KServe / Model Server Config
workers= in ModelServer(workers=N) — for CPU I/O-bound models, increasing workers can significantly improve throughput (e.g., 8 workers per pod for
Wikidata-heavy models). For GPU models, more workers risk OOM; test incrementally.
Model loading: does load() download or read local path? Cold start time matters.
Preprocessing: async or sync? Blocking calls stall the event loop.
Batching: is vLLM continuous batching configured? Check max_num_seqs. For CPU models, does KServe's built-in batching help?
Timeouts: any request timeout settings that might cut off long inferences?
Python / Code Patterns
Model class structure: clean separation of load, preprocess, predict, postprocess?
Caching: repeated computation in preprocessing (e.g., fetching article HTML every request)?
Error handling: graceful degradation vs hard failures? Are there fallback paths for external API failures?
Logging: excessive logging in hot path? KServe log level configuration?
CPU models: is there GIL contention from threading? Would NUM_OF_WORKERS with multiple processes help?
Memory management: are large objects (models, caches) properly scoped? Any risk of memory leaks under sustained load?
Kubernetes Resources
CPU/memory ratio: GPU models typically need 8-16 CPU and 16-80Gi memory per GPU. CPU models need CPU/memory proportional to worker count and external API concurrency.
GPU count: matches tensor_parallel_size in vLLM config? (GPU only)
Node affinity: GPU models pinned to MI300X nodes?

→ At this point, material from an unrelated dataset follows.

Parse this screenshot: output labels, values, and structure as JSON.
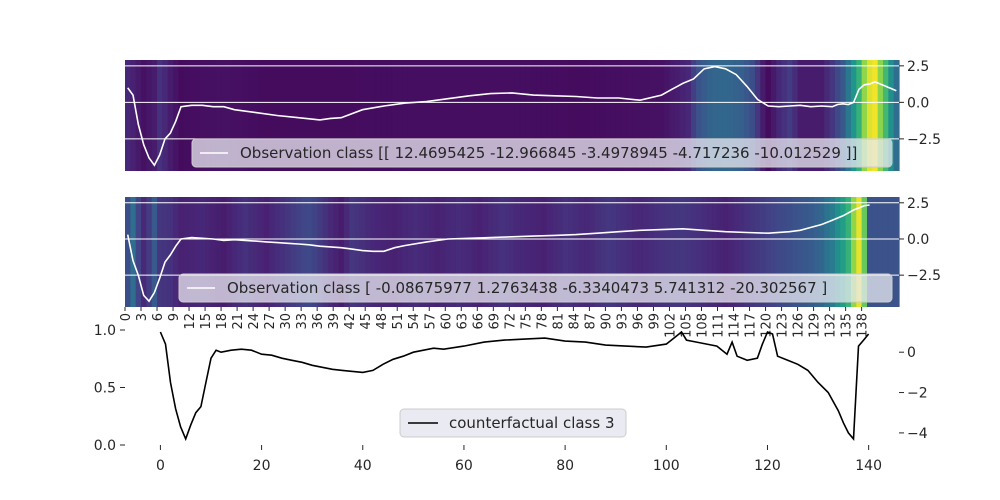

Check dedicated=mi300x-experiments toleration. CPU models: any node constraints?
Scaling: maxReplicas — GPU models often pinned to 1; is HPA configured? For CPU models, is autoscaling configured based on RPS or CPU utilization? Check
stabilization window, scale-down behavior, and pod disruption budget.
Shared memory volume: present and correctly sized for TP>1? (GPU only)
Resource quota: does the namespace have sufficient headroom for the configured replicas × resources per pod?